Since new oilfields and copper mines take years to get into full production, lower investment today causes tighter supply down the road. At the same time, there is every reason to believe that emerging markets such as China and India will continue to be ever more voracious consumers of iron ore, oil and food as their economies get bigger and their citizens richer. Palm oil prices, for example, have been rising of late partly because demand from India, with its population of 1 billion, is holding up. In March, China imported a record amount of iron ore and coal, while imports of crude oil hit a 12-month high. The binge is being fueled in part by optimism that Beijing's $565 billion stimulus program will drive a turnaround in the sagging economy. "After a brief pause, China's appetite for natural resources has returned to buoyant levels," Jing Ulrich, chairman of China equities at J.P. Morgan in Hong Kong, wrote in a report this month.

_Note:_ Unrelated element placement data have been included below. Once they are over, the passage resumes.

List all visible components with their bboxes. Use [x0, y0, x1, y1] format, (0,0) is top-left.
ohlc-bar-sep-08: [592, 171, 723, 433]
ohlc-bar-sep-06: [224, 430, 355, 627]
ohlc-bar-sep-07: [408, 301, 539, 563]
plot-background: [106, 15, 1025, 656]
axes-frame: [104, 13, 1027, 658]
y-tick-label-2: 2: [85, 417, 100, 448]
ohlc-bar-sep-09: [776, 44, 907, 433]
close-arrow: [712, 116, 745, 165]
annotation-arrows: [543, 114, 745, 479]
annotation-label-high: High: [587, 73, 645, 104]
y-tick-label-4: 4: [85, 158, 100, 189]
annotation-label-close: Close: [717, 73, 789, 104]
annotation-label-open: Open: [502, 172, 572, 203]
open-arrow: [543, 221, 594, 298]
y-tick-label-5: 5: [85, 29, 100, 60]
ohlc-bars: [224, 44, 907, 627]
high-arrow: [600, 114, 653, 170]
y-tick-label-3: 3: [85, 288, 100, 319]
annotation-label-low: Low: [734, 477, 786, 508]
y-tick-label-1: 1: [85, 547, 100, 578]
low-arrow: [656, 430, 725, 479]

Of course, different types of commodities will react differently as the global economy improves, based on their own specific supply and demand conditions. This makes timing a turnaround complicated. Rogers says he expects commodities prices to be among the first to rise, out of all asset classes, when economic growth begins to return. Other experts argue against a rapid rebound, because inventories are high for commodities such as oil, and because demand for natural resources has been so thoroughly squelched in some industries that it may not fully recover anytime soon. Francisco Blanch, head of commodities research for Merrill Lynch in London, says he doesn't expect overall demand will return to 2007 levels until 2011 at the earliest. "Over a number of years we will get back to supply constraints," says Blanch, but "it won't happen over the next six to 12 months."

Still, bullish investors see little downside in commodities, although returns may not come overnight. Some consider commodities a hedge against another looming threat: inflation. If loose monetary policies implemented by central banks around the world to stimulate growth eventually spark inflation, commodity prices might escalate rapidly. "If the world economy is going to improve, commodities are going to be the best place to be," asserts Rogers. "If the world economy doesn't improve, commodities are going to be the best place to be." Anyone for a truckload of soybeans?